Um, sure. Grand strategy is the matching of threats with capabilities and commitments, and it seems that the F35 is a capability poorly matched to the threats if one has to summon North Korea or Iran as the threats to Canadian sovereignty. Sure, the military is playing to the Conservative government that has played the nationalism card about Arctic Sovereignty, but the big threats to CA sovereignty are the Russians and the Americans. Buying an American plane is probably not going to help deter the Americans--just a guess. And the Russians are not going to be deterred by a handful of semi-visible Canadian planes any more than they would be deterred by a handful of completely visible Canadian planes. The key here is handful. And Russian. And guess what? For the foreseeable future, the US and Canada have a deal where they jointly defend North American air space via NORAD. So, Canada needs to kick in some capability to keep the US happy about the deal, but that is not a way to sell an expensive plane to the Canadian public.
The general goes on to talk about how useful such planes are against insurgencies if no drones are around. Well, duh, as SecDef Gates pointed out to his Air Force (by firing a bunch of folks), you can buy a lot of drones for the price of one manned semi-stealthy fighter.

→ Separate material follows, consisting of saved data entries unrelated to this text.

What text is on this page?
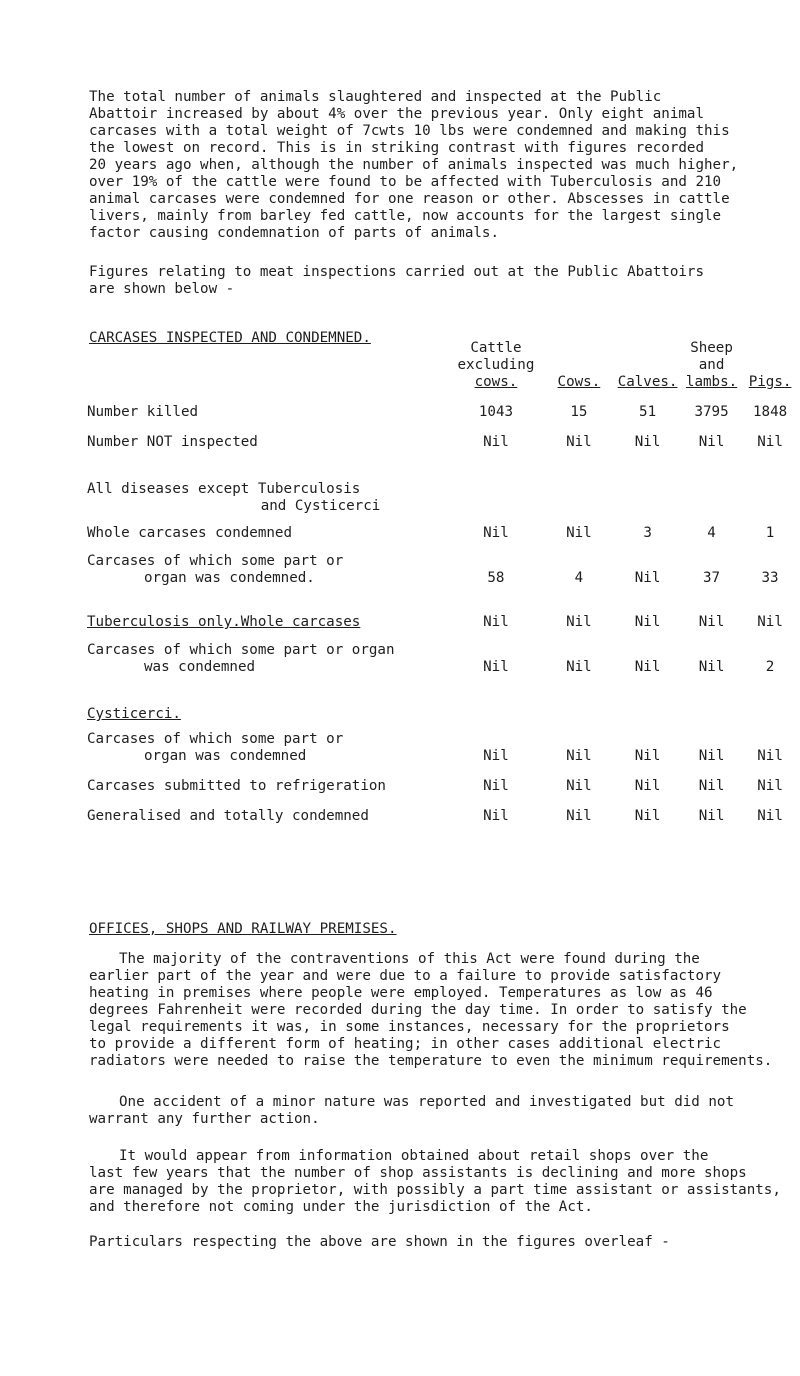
The total number of animals slaughtered and inspected at the Public
Abattoir increased by about 4% over the previous year. Only eight animal
carcases with a total weight of 7cwts 10 lbs were condemned and making this
the lowest on record. This is in striking contrast with figures recorded
20 years ago when, although the number of animals inspected was much higher,
over 19% of the cattle were found to be affected with Tuberculosis and 210
animal carcases were condemned for one reason or other. Abscesses in cattle
livers, mainly from barley fed cattle, now accounts for the largest single
factor causing condemnation of parts of animals.
Figures relating to meat inspections carried out at the Public Abattoirs
are shown below -
CARCASES INSPECTED AND CONDEMNED.
	Cattle			Sheep	
	excluding			and	
	cows.	Cows.	Calves.	lambs.	Pigs.
Number killed	1043	15	51	3795	1848
Number NOT inspected	Nil	Nil	Nil	Nil	Nil
All diseases except Tuberculosis					
and Cysticerci					
Whole carcases condemned	Nil	Nil	3	4	1
Carcases of which some part or					
organ was condemned.	58	4	Nil	37	33
Tuberculosis only.Whole carcases	Nil	Nil	Nil	Nil	Nil
Carcases of which some part or organ					
was condemned	Nil	Nil	Nil	Nil	2
Cysticerci.					
Carcases of which some part or					
organ was condemned	Nil	Nil	Nil	Nil	Nil
Carcases submitted to refrigeration	Nil	Nil	Nil	Nil	Nil
Generalised and totally condemned	Nil	Nil	Nil	Nil	Nil
OFFICES, SHOPS AND RAILWAY PREMISES.
The majority of the contraventions of this Act were found during the
earlier part of the year and were due to a failure to provide satisfactory
heating in premises where people were employed. Temperatures as low as 46
degrees Fahrenheit were recorded during the day time. In order to satisfy the
legal requirements it was, in some instances, necessary for the proprietors
to provide a different form of heating; in other cases additional electric
radiators were needed to raise the temperature to even the minimum requirements.
One accident of a minor nature was reported and investigated but did not
warrant any further action.
It would appear from information obtained about retail shops over the
last few years that the number of shop assistants is declining and more shops
are managed by the proprietor, with possibly a part time assistant or assistants,
and therefore not coming under the jurisdiction of the Act.
Particulars respecting the above are shown in the figures overleaf -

So, perhaps the real reason is this:
Mr. Lagassé* said. “It doesn’t fit with the threat environment. Let’s be frank: The real value of this aircraft is inter-operability with allies overseas.”But selling a plane to the CA parliament based on future missions with the US and NATO does not work when one has been hammering away at Canada First. Even though the best defense of Canada remains its alliance with the US. Talk about inconvenient truths.
* This dubious Lagassé character is none other than Phillipe Lagassé of U of Ottawa and known to be a fellow traveler of mine.